Plongez dans le Brésil rural de 1917, où Donald Barnes, commerçant américain expatrié et visiblement peu chanceux, se retrouve embarqué dans une sombre légende locale. Le démon Mortisomem, fruit d’un crime ancestral, aurait ressuscité pour hanter les bois. Entre folklore effrayant et survie en terrain hostile, le jeu « promet » une aventure rétro d’horreur et de mystère… sur le papier. Car dans les faits, on est plus proche de la virée scolaire annulée faute de budget que de la perle indé à redécouvrir.

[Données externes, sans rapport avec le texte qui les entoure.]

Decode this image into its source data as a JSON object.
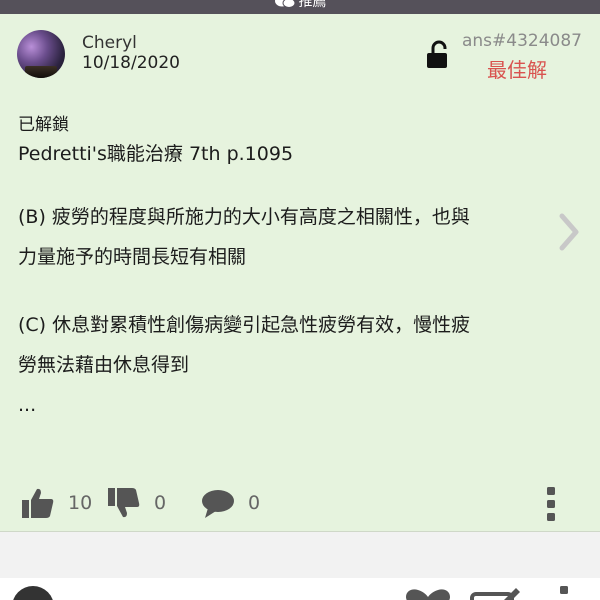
{
  "topbar": {
    "label": "推薦",
    "icon": "chat-bubbles-icon"
  },
  "answer": {
    "username": "Cheryl",
    "date": "10/18/2020",
    "answer_id": "ans#4324087",
    "best_label": "最佳解",
    "lock_icon": "unlocked-lock-icon",
    "unlocked_text": "已解鎖",
    "source": "Pedretti's職能治療 7th p.1095",
    "option_b": [
      "(B) 疲勞的程度與所施力的大小有高度之相關性，也與",
      "力量施予的時間長短有相關"
    ],
    "option_c": [
      "(C) 休息對累積性創傷病變引起急性疲勞有效，慢性疲",
      "勞無法藉由休息得到"
    ],
    "ellipsis": "...",
    "likes": "10",
    "dislikes": "0",
    "comments": "0"
  },
  "colors": {
    "card_bg": "#e6f3de",
    "best": "#d9534f",
    "topbar": "#55515a"
  }
}
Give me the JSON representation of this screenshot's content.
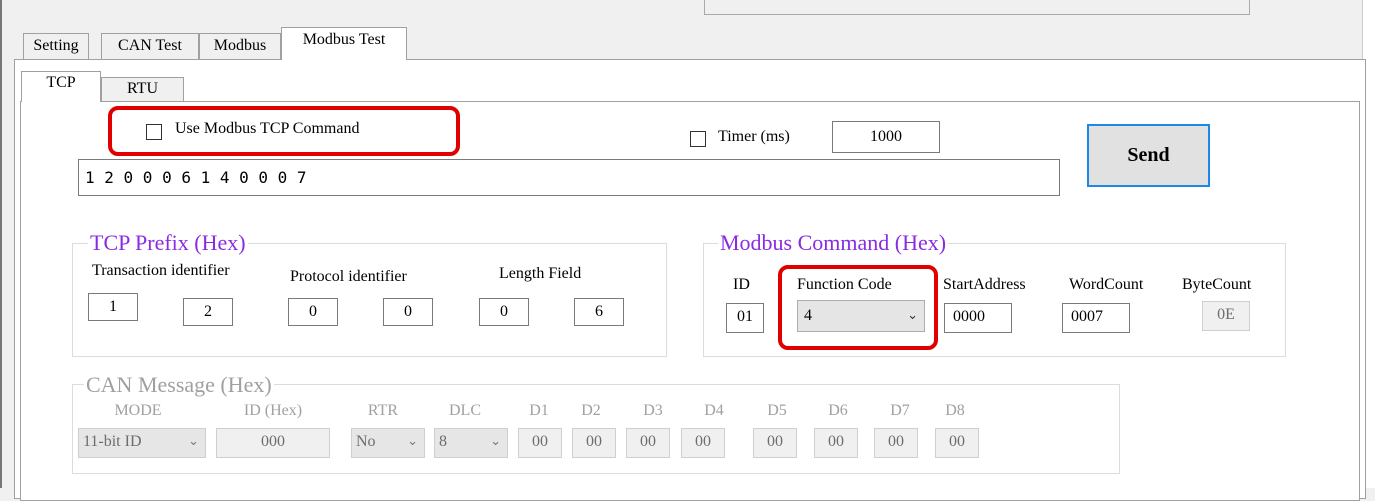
{
  "tabs": [
    "Setting",
    "CAN Test",
    "Modbus",
    "Modbus Test"
  ],
  "subtabs": [
    "TCP",
    "RTU"
  ],
  "use_modbus_tcp_label": "Use Modbus TCP Command",
  "timer_label": "Timer (ms)",
  "timer_value": "1000",
  "send_label": "Send",
  "command_value": "1 2 0 0 0 6 1 4 0 0 0 7",
  "tcp_prefix": {
    "title": "TCP Prefix (Hex)",
    "transaction_label": "Transaction identifier",
    "protocol_label": "Protocol identifier",
    "length_label": "Length Field",
    "values": [
      "1",
      "2",
      "0",
      "0",
      "0",
      "6"
    ]
  },
  "modbus_cmd": {
    "title": "Modbus Command (Hex)",
    "id_label": "ID",
    "fc_label": "Function Code",
    "start_label": "StartAddress",
    "word_label": "WordCount",
    "byte_label": "ByteCount",
    "id_value": "01",
    "fc_value": "4",
    "start_value": "0000",
    "word_value": "0007",
    "byte_value": "0E"
  },
  "can_msg": {
    "title": "CAN Message (Hex)",
    "labels": [
      "MODE",
      "ID (Hex)",
      "RTR",
      "DLC",
      "D1",
      "D2",
      "D3",
      "D4",
      "D5",
      "D6",
      "D7",
      "D8"
    ],
    "mode_value": "11-bit ID",
    "id_value": "000",
    "rtr_value": "No",
    "dlc_value": "8",
    "data_values": [
      "00",
      "00",
      "00",
      "00",
      "00",
      "00",
      "00",
      "00"
    ]
  },
  "colors": {
    "highlight": "#e00000",
    "group_title": "#8a2be2",
    "send_border": "#1e88e5"
  },
  "icons": {
    "dropdown": "chevron-down-icon"
  }
}
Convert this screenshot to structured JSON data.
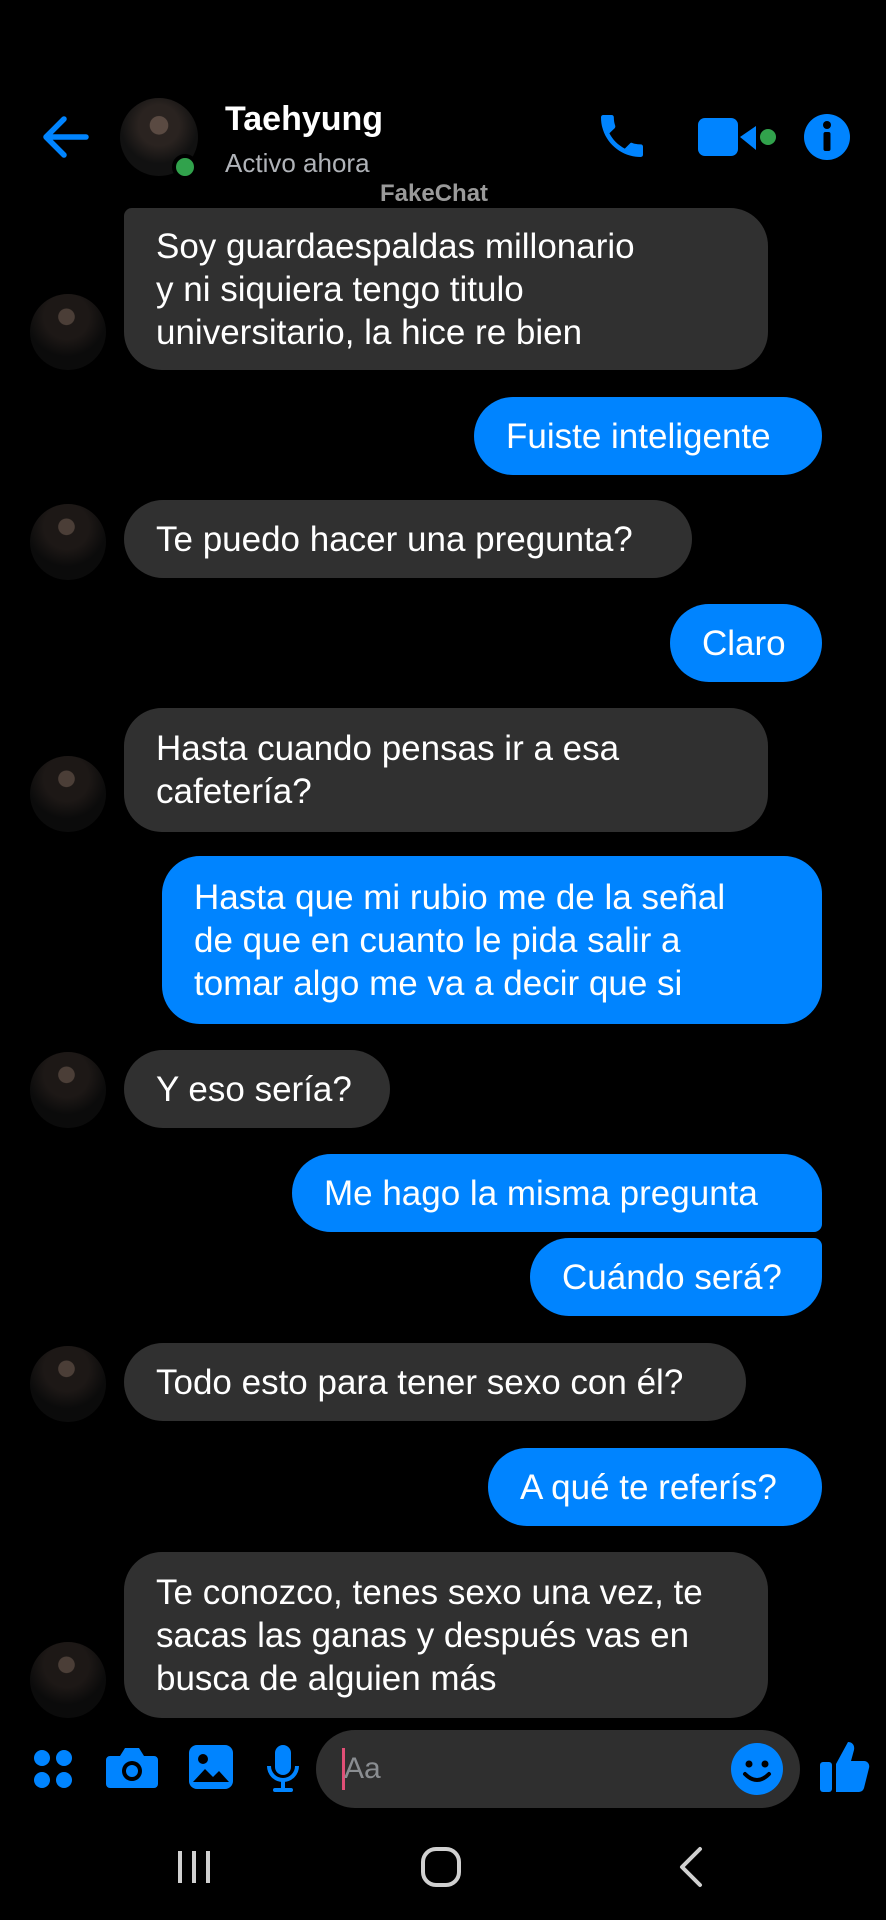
{
  "header": {
    "contact_name": "Taehyung",
    "status": "Activo ahora",
    "watermark": "FakeChat"
  },
  "colors": {
    "accent": "#0084ff",
    "incoming_bubble": "#303030",
    "online": "#31a24c"
  },
  "messages": [
    {
      "from": "them",
      "text": "Soy guardaespaldas millonario\ny ni siquiera tengo titulo\nuniversitario, la hice re bien"
    },
    {
      "from": "me",
      "text": "Fuiste inteligente"
    },
    {
      "from": "them",
      "text": "Te puedo hacer una pregunta?"
    },
    {
      "from": "me",
      "text": "Claro"
    },
    {
      "from": "them",
      "text": "Hasta cuando pensas ir a esa\ncafetería?"
    },
    {
      "from": "me",
      "text": "Hasta que mi rubio me de la señal\nde que en cuanto le pida salir a\ntomar algo me va a decir que si"
    },
    {
      "from": "them",
      "text": "Y eso sería?"
    },
    {
      "from": "me",
      "text": "Me hago la misma pregunta"
    },
    {
      "from": "me",
      "text": "Cuándo será?"
    },
    {
      "from": "them",
      "text": "Todo esto para tener sexo con él?"
    },
    {
      "from": "me",
      "text": "A qué te referís?"
    },
    {
      "from": "them",
      "text": "Te conozco, tenes sexo una vez, te\nsacas las ganas y después vas en\nbusca de alguien más"
    }
  ],
  "composer": {
    "placeholder": "Aa",
    "icons": [
      "apps-icon",
      "camera-icon",
      "gallery-icon",
      "microphone-icon",
      "emoji-icon",
      "like-icon"
    ]
  },
  "navbar": {
    "icons": [
      "recent-apps-icon",
      "home-icon",
      "back-icon"
    ]
  }
}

Dès les premières secondes, un constat s’impose : Mortisomem est moche. Pas moche dans le sens “hommage au rétro”, mais bien dans le sens “PS2 en fin de vie, avec les textures d’un jeu oublié dans un carton humide depuis 2004”. Les personnages ressemblent à des Playmobil ayant survécu à un incendie, et les animations donnent l’impression qu’un enfant a tenté de faire du stop-motion après trois verres de sirop.

Côté ambiance sonore, c’est le désert. Quelques bruitages génériques issus d’une base de données libre de droit et des musiques qui tournent en boucle comme une vieille boîte à musique fatiguée. L’ensemble manque cruellement d’âme, et ça devient rapidement plus soporifique qu’angoissant. On est censé être oppressé, mais on finit juste par soupirer en boucle.

La direction artistique tente de noyer le poisson dans le brouillard, littéralement. Le jeu use et abuse d’un filtre grisâtre pour masquer ses faiblesses visuelles. L’effet est supposé angoissant, mais on comprend surtout que c’est un cache-misère, histoire qu’on évite de voir à quel point les modèles 3D sont torchés avec les pieds. On dirait un Silent Hill sous Lexomil.

Le gameplay, lui, semble avoir été conçu lors d’un brainstorming entre des boutons de manette et une feuille blanche. Pour sortir son arme, il faut appuyer sur RB, puis tirer avec B. Pourquoi faire simple quand on peut faire n’importe quoi ? Les phases de fuite sont brouillonnes, les interactions approximatives, et le Mortisomem surgit au hasard pour vous mettre une claque sortie de nulle part, façon “jump scare du pauvre” qui vous renvoie illico à l’écran titre.

Ajoutez à cela une structure de jeu ultra-classique où l’on passe son temps à courir après des clefs dans une forêt clonée à l’infini, sans jamais vraiment savoir où l’on va. Une carte dessinée par un enfant de 3 ans, pas d’indices, juste un grand labyrinthe marron et vert dans lequel Donald semble autant perdu que le joueur.
Enfin, avec une durée de vie d’environ une heure, on se dit que c’est un mal pour un bien. Car une minute de plus aurait été une punition. Ce jeu ne donne aucune envie d’être exploré, ni rejoué, ni même évoqué lors d’une conversation. Si Mortisomem vous murmure quelque chose, c’est sûrement : “fuyez, pauvres fous”.

Au final, Mortisomem, c’est un hommage au rétro qui s’égare dans les bois et ne retrouve jamais son chemin. Techniquement faiblard, artistiquement creux, et ludiquement frustrant, il faut une sacrée dose de nostalgie et de tolérance pour ne pas pouffer devant ses animations et son absence totale de finition. Bref : un mauvais jeu.